Sisters of Salome -- Excerpt 3

Ida Rubinstein’s Cleopatra, with her great height, small breasts, slim boyish hips, and long legs heralded the entrance into the twentieth century of the phallic female who towered over the feminized, magnetized male. She presented a startling modern image, an early metaphor for the athletic, demanding woman ruling her fearful, emasculated man.

As Diaghilev’s Cleopatra, Salome had arrived barefoot in the land of the toe shoe. Ida’s performance embodied the complete integration of the music hall Salome of Maud Allan and Mata Hari, the improvisational sensibility of the new “modern dance” as presented by Loie Fuller, Ruth St. Denis and Isadora Duncan, with ballet, the most classical of dance forms. For a ballet company with a centuries’ old tradition, Cléopâtra presented a modern novelty -- there were no tutus, no pointe shoes, more turn-in than turn-out, and bare midriffs glowing with body paint.

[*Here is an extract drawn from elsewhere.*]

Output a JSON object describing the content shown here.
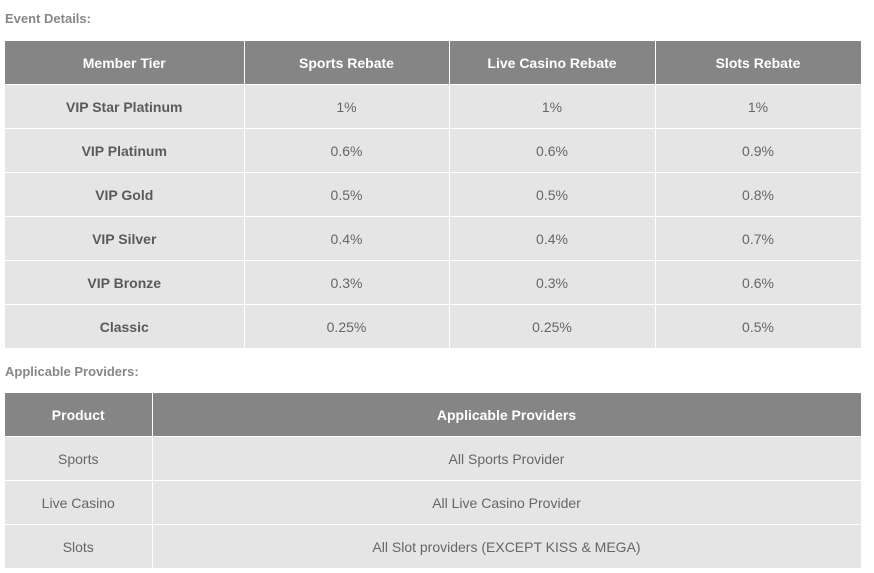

Most radically, the ballet, based on a story, Une Nuit d’Egypte, by Théophile Gautier, told a tale of unbridled sexuality. Cleopatra’s harem from the Arabian Nights was a distant place indeed from the fairy-tale castle where Sleeping Beauty waited a hundred years for her Prince Charming. This was not the waif-like Giselle pleading to save the life of her lover, but a statuesque woman demanding the death of her lover. This was a ballet no longer about spiritualized romantic love; it was a fin de siècle version of sex, drugs and rock ‘n’ roll.

Salome was infiltrating the shores of Swan Lake, the land where promises of eternal love dominate the aesthetic, with her own version of romance: the one-night stand. This infusion of veils into the world of tiaras represented the sexualizing of the virgin ballerina. The dusty sylph of the Romantic ballet was replaced by the Queen of Hedonism.